The start-up days, they take grit, man. That's why these kinds of cliches ring so true - they may be cliche to the point of losing meaning, but cliches exist because there's truth to them, right?
Us creatives are in a similar boat, in the grit-needing department. Business coaches might not speak exactly our language, but the sentiment is the same. When Professor Wright from Painting 201 isn't telling you what to put to canvas, you’re left to your own devices to start something of substance. You have to search for your visual voice and figure out what the end goal is.
'Strategy' and 'marketing' are both concepts that live more comfortably in the domain of the aggressive business coach. But a maker, an artist - she needs to make friends with those concepts. That's where ‘putting it out there, taking risks, and putting your ego aside’ comes in.
At the bare minimum, I’m talking simply about allowing your work to be seen, and saying it’s for sale. There’s so much more to it, but when you’re early in your artistic career, showing UP and showing OFF can take major stones. But even if it shakes your nerves, it's always worth it. The more you practice putting it out there, the more you see that the consequences of doing so with mediocre results are not so bad, and the consequences of not doing it at all are very nearly devastating. Zero results with zero action, right?
When my husband and I used to have a couple of shops, years ago, hoo boy did we ever put it out there. Probably the funniest thing we ever did, was when we first opened in a private ballroom for viewing exhibitions by appointment. It was perched up on the third floor of a residential building, a dream of a townhouse, the epitome of tucked away Upper East Side preciousness... it was very tucked away.
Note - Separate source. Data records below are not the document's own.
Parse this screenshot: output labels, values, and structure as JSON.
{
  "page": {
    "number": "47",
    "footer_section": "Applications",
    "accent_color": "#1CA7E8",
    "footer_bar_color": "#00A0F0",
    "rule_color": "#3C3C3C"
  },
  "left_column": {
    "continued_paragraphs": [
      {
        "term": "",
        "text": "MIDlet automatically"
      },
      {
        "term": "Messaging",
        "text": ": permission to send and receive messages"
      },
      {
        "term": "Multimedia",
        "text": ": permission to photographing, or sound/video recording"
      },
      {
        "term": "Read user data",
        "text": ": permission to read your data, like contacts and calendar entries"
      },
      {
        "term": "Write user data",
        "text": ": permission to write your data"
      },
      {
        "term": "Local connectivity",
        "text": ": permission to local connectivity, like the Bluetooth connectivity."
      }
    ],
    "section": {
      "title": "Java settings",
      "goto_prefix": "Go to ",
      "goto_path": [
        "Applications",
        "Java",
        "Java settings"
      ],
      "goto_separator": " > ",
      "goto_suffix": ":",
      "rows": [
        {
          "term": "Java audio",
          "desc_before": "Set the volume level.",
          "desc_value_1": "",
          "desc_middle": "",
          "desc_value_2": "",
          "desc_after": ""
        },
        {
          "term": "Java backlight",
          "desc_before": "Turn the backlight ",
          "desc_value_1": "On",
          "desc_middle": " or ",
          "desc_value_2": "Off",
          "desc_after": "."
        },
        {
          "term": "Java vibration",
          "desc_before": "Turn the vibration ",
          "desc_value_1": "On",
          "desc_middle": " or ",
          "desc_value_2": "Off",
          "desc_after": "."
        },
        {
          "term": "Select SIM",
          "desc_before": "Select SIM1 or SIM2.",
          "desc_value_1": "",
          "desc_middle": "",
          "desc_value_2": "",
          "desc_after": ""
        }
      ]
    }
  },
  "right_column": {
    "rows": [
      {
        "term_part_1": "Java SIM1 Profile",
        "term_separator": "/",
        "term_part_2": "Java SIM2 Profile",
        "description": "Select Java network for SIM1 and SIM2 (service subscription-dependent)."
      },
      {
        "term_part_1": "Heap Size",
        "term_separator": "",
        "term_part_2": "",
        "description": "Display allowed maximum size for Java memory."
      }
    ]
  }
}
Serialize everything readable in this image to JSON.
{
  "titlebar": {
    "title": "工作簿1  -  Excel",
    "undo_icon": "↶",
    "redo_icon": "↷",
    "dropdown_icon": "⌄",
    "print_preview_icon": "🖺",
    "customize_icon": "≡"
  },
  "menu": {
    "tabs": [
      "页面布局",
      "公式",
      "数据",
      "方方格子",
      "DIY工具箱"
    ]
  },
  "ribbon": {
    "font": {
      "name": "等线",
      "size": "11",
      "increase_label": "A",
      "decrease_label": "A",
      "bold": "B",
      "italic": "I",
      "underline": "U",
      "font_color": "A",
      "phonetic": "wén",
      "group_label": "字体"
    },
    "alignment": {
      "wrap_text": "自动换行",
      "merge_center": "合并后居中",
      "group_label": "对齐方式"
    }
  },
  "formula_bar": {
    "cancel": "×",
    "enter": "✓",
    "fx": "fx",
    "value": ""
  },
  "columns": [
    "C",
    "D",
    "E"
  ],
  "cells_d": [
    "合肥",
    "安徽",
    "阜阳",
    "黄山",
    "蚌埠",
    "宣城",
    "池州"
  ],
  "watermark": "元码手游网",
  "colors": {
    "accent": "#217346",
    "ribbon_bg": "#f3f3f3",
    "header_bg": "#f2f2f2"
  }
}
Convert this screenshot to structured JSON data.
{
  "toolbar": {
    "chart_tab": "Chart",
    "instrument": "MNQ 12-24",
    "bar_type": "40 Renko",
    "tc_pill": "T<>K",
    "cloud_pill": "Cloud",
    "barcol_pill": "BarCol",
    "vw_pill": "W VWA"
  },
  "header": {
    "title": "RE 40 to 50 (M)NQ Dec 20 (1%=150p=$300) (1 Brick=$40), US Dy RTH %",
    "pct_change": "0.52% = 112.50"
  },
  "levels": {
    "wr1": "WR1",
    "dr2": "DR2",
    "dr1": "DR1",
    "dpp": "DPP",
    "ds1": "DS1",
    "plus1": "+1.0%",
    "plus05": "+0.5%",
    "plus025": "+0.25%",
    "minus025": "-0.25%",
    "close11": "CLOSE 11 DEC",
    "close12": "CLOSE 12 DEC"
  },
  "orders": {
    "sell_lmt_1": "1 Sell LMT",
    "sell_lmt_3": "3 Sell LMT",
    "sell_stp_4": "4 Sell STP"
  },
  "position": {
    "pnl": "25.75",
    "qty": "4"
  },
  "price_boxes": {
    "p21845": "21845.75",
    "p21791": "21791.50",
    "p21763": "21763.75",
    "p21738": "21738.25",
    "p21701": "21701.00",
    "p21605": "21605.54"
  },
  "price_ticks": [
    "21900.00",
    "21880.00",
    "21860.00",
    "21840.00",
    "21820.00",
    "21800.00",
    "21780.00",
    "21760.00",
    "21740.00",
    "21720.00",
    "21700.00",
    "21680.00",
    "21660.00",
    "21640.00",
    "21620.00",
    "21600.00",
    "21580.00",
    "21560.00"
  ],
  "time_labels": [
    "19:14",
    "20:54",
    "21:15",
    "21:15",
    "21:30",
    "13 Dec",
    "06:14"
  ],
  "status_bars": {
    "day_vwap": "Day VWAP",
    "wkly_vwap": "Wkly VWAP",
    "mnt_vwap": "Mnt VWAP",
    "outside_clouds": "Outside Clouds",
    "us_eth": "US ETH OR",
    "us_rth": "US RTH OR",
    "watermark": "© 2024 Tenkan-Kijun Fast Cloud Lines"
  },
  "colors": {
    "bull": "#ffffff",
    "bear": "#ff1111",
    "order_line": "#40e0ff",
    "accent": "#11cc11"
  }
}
We had the occasional appointment, but they were too few for our fancy in the early days, so we tag teamed it. ⠀
I'd be dressed to host upstairs, trays of treats and pots of tea at the ready. Down on the street, as tourists moseyed past the nearby museums looking for adventure, we brought it to them! Adventure! My husband would charm them, chat up some pair who hadn't had enough art and design at the Guggs, and send them up to me. Adventure! In a ballroom! Art and design! Tea! From a stranger! We were all probably being quite foolish, the tourists and us kids, but it felt like the ultimate of scrappy, take-biz-by-the-horns-and-make-it-happen kind of drive. None of us turned out to be a creep, luckily. ⠀
My ballroom moment in this here arts business happened not too long ago. I hosted a studio sale on IG Live. It was highly uncomfortable for me! I had to do deep breathing and stretches in my garden before I could show up on live video for the first time. But it went better than I could have hoped, and more importantly, I was so psyched that I found that bravery. In that moment, I found comfort in the discomfort of running a creative business.
Especially in these Corona days, what are some things you can do to take biz by the horns as a creative? How can you take your ego out of the equation for a few minutes and put your creativity out there? Deep breaths!